Cumhuriyet Halk Partisi (CHP), İstanbul Cumhuriyet Başsavcısı Akın Gürlek hakkında Hakimler ve Savcılar Kurulu’na (HSK) resmi şikayet dilekçesi sundu.
Parti, Gürlek’in “cumhuriyet savcılığı göreviyle bağdaşmayan özel bir görevi üstlendiğini” ileri sürdü. Bu adım, CHP Genel Başkanı Özgür Özel’in son haftalarda sertleşen siyasi söylemleri ve miting konuşmaları sonrasında geldi.
Özgür Özel’in Ümraniye Mitinginde Sert Mesajlar
CHP’nin “Millet İradesine Sahip Çıkıyor” mitinglerinin bu haftaki durağı İstanbul Ümraniye oldu. Burada konuşan Özgür Özel, dolaylı olarak Cumhurbaşkanı Recep Tayyip Erdoğan’ı eleştirerek dikkat çeken ifadeler kullandı.
Özel, “Bundan sonra etrafındakilere talimat verdiğinde bizimle uğraşan itine köpeğine sahip çık” sözleriyle Başsavcı Akın Gürlek’i hedef aldı. Bu çıkışın ardından İstanbul Cumhuriyet Başsavcılığı, Özel hakkında “Cumhurbaşkanına hakaret” ve “kamu görevlisine görevinden dolayı hakaret” suçlarından soruşturma başlattı.
CHP’den HSK’ya Resmi Başvuru
Gelişmelerin ardından CHP, Başsavcı Akın Gürlek’in görevine ilişkin hukuki süreci başlattı. Partinin HSK’ya sunduğu dilekçede, Gürlek’in adli görevleriyle bağdaşmayan bir özel görev üstlendiği belirtildi. Dilekçede, hem adli hem de idari yönden soruşturma açılması talep edildi.
Atama Sürecine İtiraz
CHP’nin dilekçesinde, Akın Gürlek’in 2 Ekim 2024 tarihli HSK kararıyla İstanbul Cumhuriyet Başsavcılığına atanmasına da dikkat çekildi.

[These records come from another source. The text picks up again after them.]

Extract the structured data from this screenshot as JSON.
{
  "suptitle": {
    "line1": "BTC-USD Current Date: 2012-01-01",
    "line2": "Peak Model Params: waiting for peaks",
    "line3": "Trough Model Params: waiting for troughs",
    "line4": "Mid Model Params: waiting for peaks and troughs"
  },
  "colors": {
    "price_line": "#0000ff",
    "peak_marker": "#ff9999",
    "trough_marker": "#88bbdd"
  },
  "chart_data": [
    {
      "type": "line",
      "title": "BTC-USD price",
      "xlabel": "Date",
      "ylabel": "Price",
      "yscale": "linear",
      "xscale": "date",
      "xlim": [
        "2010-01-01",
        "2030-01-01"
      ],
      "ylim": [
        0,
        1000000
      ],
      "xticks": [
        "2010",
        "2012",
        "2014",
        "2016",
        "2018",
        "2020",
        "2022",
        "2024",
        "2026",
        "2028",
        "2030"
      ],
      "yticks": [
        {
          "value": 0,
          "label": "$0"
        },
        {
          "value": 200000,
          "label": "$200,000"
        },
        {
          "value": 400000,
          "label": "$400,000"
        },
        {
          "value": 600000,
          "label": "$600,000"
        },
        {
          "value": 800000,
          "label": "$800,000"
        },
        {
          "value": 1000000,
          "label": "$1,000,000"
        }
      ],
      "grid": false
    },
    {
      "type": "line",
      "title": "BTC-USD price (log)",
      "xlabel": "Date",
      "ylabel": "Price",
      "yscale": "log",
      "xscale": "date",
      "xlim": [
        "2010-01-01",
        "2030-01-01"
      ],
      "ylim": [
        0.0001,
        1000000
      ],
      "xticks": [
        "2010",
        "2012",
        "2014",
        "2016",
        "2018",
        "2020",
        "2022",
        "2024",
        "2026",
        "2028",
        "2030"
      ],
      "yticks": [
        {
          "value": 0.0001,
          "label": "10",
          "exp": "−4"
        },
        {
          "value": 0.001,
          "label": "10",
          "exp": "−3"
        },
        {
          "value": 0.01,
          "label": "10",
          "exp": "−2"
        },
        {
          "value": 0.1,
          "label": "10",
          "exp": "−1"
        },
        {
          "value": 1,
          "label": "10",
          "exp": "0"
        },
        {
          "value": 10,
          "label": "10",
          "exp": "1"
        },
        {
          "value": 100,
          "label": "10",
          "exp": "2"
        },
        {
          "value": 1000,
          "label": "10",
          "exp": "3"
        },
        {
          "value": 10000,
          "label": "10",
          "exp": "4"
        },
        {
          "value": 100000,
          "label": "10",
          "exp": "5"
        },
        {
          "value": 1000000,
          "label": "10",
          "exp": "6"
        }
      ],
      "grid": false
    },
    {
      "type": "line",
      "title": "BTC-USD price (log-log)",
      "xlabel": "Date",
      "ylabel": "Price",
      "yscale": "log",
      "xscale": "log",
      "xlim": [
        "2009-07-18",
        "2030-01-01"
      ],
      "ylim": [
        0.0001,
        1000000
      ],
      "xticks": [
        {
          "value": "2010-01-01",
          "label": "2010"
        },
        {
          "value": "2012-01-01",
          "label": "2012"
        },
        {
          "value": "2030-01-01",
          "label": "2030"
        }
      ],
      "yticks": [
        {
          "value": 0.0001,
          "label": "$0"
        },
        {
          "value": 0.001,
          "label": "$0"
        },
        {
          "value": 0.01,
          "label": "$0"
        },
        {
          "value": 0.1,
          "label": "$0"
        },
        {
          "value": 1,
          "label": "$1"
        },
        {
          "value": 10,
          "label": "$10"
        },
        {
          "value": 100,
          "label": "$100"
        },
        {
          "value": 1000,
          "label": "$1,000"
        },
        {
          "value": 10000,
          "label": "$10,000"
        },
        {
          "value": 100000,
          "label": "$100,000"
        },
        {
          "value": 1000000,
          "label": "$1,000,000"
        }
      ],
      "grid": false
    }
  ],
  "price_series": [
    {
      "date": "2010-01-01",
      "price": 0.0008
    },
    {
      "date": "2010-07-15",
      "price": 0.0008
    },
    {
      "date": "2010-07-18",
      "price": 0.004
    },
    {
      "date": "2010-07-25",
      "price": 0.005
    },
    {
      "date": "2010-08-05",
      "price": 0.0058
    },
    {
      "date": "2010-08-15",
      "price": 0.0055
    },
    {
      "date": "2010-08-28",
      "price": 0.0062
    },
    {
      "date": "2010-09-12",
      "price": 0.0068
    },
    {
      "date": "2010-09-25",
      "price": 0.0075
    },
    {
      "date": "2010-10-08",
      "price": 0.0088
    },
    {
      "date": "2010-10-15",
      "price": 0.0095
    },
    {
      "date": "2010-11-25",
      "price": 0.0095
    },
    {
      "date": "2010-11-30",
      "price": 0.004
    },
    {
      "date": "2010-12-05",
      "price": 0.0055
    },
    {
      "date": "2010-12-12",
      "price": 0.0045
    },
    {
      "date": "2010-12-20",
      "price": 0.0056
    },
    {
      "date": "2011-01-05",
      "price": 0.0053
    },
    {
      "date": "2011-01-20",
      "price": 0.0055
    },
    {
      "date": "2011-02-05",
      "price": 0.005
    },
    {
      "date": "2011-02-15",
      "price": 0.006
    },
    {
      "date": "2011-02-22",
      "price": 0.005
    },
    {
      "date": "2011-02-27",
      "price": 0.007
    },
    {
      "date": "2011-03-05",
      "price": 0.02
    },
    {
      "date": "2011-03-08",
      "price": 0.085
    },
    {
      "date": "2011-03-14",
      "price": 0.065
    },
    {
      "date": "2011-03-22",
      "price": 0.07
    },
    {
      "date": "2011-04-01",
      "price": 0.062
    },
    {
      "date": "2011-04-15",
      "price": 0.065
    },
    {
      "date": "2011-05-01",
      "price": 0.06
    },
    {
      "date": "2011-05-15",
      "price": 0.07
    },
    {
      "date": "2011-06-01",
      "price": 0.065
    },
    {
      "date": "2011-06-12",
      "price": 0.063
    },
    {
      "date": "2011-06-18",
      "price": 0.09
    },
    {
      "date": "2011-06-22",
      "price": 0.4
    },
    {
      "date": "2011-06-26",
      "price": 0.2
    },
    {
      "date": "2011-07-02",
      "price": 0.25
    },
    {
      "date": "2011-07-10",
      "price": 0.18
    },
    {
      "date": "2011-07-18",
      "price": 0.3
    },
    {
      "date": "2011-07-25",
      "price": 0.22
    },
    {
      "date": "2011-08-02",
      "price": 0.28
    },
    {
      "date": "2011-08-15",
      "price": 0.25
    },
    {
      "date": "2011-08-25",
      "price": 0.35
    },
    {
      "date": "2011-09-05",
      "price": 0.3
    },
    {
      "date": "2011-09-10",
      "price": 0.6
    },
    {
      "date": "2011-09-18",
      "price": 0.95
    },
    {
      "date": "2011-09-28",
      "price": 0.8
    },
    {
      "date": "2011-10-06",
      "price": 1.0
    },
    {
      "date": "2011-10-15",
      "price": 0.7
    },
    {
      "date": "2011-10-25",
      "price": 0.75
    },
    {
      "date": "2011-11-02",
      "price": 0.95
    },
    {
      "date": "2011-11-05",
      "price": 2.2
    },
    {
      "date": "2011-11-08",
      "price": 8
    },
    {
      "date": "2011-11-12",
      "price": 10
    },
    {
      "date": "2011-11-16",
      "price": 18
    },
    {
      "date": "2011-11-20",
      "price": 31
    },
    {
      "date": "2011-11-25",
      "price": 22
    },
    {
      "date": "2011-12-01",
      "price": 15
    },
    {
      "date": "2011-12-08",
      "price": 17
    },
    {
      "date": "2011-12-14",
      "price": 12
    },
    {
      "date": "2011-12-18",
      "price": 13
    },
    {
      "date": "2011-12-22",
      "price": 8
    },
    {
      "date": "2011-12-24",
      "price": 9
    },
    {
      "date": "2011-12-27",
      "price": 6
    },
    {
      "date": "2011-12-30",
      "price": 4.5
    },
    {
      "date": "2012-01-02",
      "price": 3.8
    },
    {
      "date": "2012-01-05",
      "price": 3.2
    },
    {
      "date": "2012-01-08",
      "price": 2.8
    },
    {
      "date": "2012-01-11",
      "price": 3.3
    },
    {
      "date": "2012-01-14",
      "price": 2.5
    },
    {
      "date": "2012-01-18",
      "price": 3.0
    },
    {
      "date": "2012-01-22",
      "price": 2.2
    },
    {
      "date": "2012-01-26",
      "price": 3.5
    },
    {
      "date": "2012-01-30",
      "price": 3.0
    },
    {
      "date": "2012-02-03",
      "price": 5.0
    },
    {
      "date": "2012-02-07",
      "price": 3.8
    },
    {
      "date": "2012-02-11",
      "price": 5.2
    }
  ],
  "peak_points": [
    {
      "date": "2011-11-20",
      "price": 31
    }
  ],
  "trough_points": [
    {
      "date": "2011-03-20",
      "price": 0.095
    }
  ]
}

Söz konusu atamanın, Anayasa ve 2802 sayılı Hakimler ve Savcılar Kanunu’nun ilgili maddelerine aykırı olduğu öne sürüldü.
Parti, bu gerekçeyle 2 Aralık 2024’te HSK’ya başvuruda bulunmuş, 30 gün içinde yanıt alınamayınca da Ankara 21. İdare Mahkemesi’nde atama kararının iptali için dava açmıştı.
“Lüksemburg Şirketi” İddiası
CHP’nin yeni şikayetinde en dikkat çekici nokta, Akın Gürlek’in Lüksemburg merkezli Etimine S.A. isimli şirkette yönetim kurulu üyeliği yaptığı iddiası oldu. Özgür Özel, bu bilgiyi Ümraniye mitinginde kamuoyuna açıklamıştı.
Dilekçede, “Adalet Bakan Yardımcılığı görevi hakim ve savcı hükümlerine tabidir; bu statüdeki kişilerin özel bir şirkette yöneticilik yapması mümkün değildir” ifadeleriyle, Gürlek’in şirket bağlantısının yasalara aykırı olduğu savunuldu.